**Updated July 31 at end of post.**
Believe it or not, there’s at least one limit to Illinois Home Rule! Here’s a post from the blog of the Illinois Association of Realtors:
I was discussing a transaction in the home rule community of West Frankfort. “My client was surprised to learn at closing she had to pay a fee of 1 percent of the sale price to the city—which meant $1,200 out of her pocket,” the REALTOR® said.
Surprised by the transfer tax, I began researching the history of the real estate transfer tax. The Village of West Frankfort passed a referendum in 2006 making it a home rule community. In 2008, citing their home rule status, the council passed an ordinance creating a transfer fee on the transfer of leases surrounding the city-owned lake. Illinois Association of REALTORS® (IAR) Legal Counsel found that under state law before they implement a transfer tax, the question must be put on the ballot for referendum for voters to decide.

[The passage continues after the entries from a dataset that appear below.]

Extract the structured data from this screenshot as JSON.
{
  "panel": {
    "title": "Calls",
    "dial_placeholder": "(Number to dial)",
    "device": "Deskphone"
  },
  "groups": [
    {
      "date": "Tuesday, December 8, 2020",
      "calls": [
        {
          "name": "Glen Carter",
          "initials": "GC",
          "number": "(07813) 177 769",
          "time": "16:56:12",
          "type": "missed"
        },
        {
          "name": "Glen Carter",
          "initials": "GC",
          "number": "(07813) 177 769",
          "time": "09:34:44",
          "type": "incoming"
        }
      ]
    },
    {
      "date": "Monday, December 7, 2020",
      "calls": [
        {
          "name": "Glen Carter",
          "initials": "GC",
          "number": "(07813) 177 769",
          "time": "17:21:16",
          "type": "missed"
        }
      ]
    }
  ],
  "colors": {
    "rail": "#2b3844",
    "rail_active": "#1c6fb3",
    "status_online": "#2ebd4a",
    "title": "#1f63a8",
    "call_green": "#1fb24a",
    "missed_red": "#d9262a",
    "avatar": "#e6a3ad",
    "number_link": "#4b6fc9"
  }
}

The IAR reportedly wrote a letter to the City of West Frankfort explaining this and now awaits a reply.
I’m pretty sure that if the tax were legal without a referendum, the City of DeKalb would be collecting it already.
On March 21, 2006, the voters passed a referendum authorizing the City of Sycamore to impose a municipal transfer tax. As a Home Rule municipality, the City may impose such a tax on the transfer of real estate within its corporate boundaries. Sycamore has chosen to do so as part of a “Sycamore Solution” to offset school funding shortfalls. The funds generated by this tax will be passed along to Sycamore School District #427.
To date, the City of Sycamore has distributed $2,044,000 to the school district.*
*Obtaining this last bit is interesting from a Freedom of Information Act (FOIA) perspective.
I began by e-mailing DeKalb County clerk John Acardo, who let me know the City of Sycamore collects the tax itself. He suggested I contact the Sycamore city clerk, Candy Smith. Ms. Smith in turn informed me she would pass on my request to the city’s actual FOIA officer, who happens to be assistant city manager and treasurer Adam Orton.
How long did all of this take? It took one afternoon. I e-mailed my questions to Mr. Acardo at 12:30 p.m. yesterday and had my answer at 4 p.m.
This kind of speed is foreign to me, as I’m used to the City of DeKalb taking the length of time the law allows — apparently as actual policy. When they had seven days, they took seven days; now they have five so that’s how long it takes.